Seit zwei Monate dürfen die Bewohner der geräumten Häuser an der Töddinghauser Straße jetzt nicht mehr in ihre Wohnungen. Zwei Monate Leben in improvisierten Unterkünften: bei Freunden, auf dem Campingplatz, in der Notunterkunft. Es gab viel Zorn, doch jetzt kann es zur großen Wende kommen.

Bergkamen – „Ich glaube, dass ich für alle Eigentümer spreche, wenn ich sage, dass ich heute zum ersten Mal seit der Evakuierung das Gefühl habe, dass wir durch den neuen Verwalter und den neuen Anwalt in unserem Sinne vertreten werden.“ Mario Keller ist Eigentümer einer Wohnung in den Häusern Töddinghauser Straße 135 und 137 – und nicht der einzige, der die Eigentümerversammlung am Dienstagabend mit einem guten Gefühl verließ. 

Auch Beiratsvorsitzender Ludwig Moskaluk war mehr als nur zufrieden: „Die Eigentümergemeinschaft hat Vertrauen zu uns.
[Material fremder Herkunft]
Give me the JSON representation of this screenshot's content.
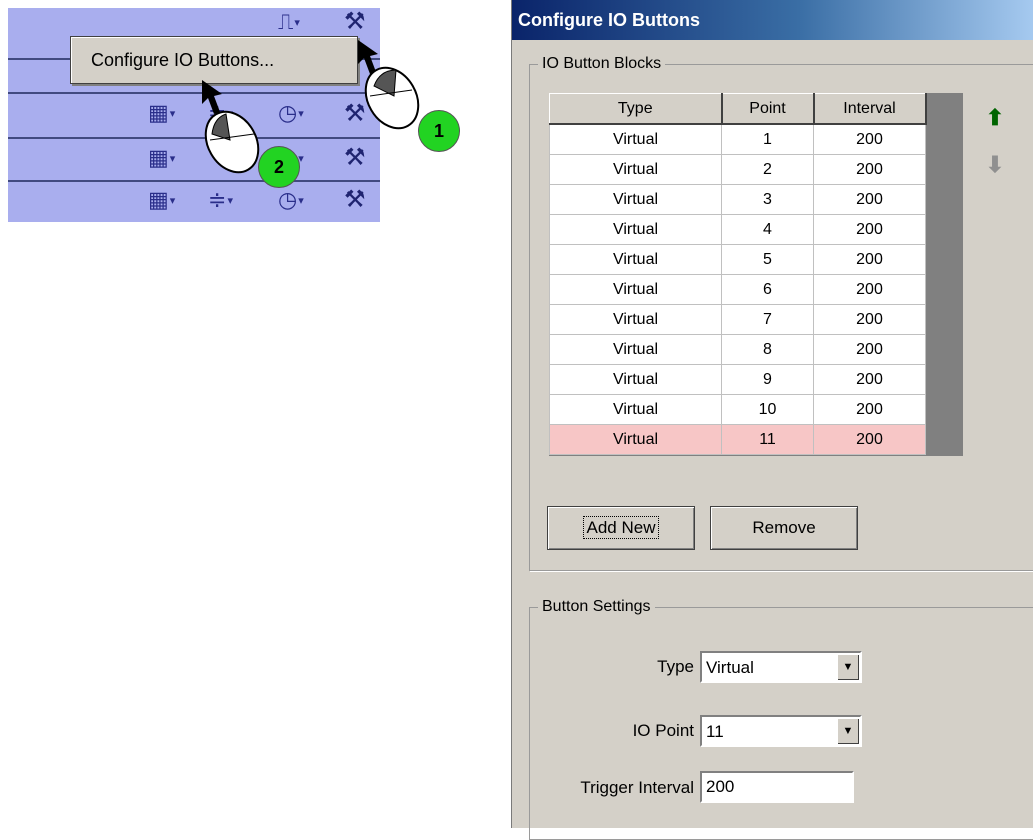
{
  "context_menu": {
    "item_label": "Configure IO Buttons..."
  },
  "callouts": {
    "step1": "1",
    "step2": "2"
  },
  "dialog": {
    "title": "Configure IO Buttons",
    "blocks_group_label": "IO Button Blocks",
    "table": {
      "columns": [
        "Type",
        "Point",
        "Interval"
      ],
      "rows": [
        [
          "Virtual",
          "1",
          "200"
        ],
        [
          "Virtual",
          "2",
          "200"
        ],
        [
          "Virtual",
          "3",
          "200"
        ],
        [
          "Virtual",
          "4",
          "200"
        ],
        [
          "Virtual",
          "5",
          "200"
        ],
        [
          "Virtual",
          "6",
          "200"
        ],
        [
          "Virtual",
          "7",
          "200"
        ],
        [
          "Virtual",
          "8",
          "200"
        ],
        [
          "Virtual",
          "9",
          "200"
        ],
        [
          "Virtual",
          "10",
          "200"
        ],
        [
          "Virtual",
          "11",
          "200"
        ]
      ],
      "selected_row_index": 10
    },
    "add_new_label": "Add New",
    "remove_label": "Remove",
    "settings_group_label": "Button Settings",
    "type_label": "Type",
    "type_value": "Virtual",
    "io_point_label": "IO Point",
    "io_point_value": "11",
    "trigger_interval_label": "Trigger Interval",
    "trigger_interval_value": "200"
  },
  "colors": {
    "selected_row": "#f7c6c6",
    "title_bar": "#0a246a",
    "toolbar": "#a9aeee",
    "callout": "#22d322"
  }
}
Das ist gut.“ Keller ergänzte: „So ruhig wie heute war es auf einer Eigentümerversammlung noch nie.“ Und dabei gab es noch nie so viel zu besprechen und so wichtige Entscheidungen zu treffen wie dieses Mal. 

Was war die wichtigste Nachricht des Abends? 

Nach Einschätzung des Brandschutzsachverständigen Thomas Albrecht sind die in der Räumungsverfügung der Stadt benannten Mängel nicht nur schnell zu beheben, es kommen dabei auch längst nicht so hohe Kosten auf die Eigentümer zu, wie zunächst in Aussicht gestellt worden war. Erledigt werden müssten lediglich kleinere Maßnahmen, denn mit Blick auf das Ganze argumentiert Albrecht an vielen Stellen mit Bestandsschutz, während der Erstgutachter sich am heutigen Stand der Technik orientierte.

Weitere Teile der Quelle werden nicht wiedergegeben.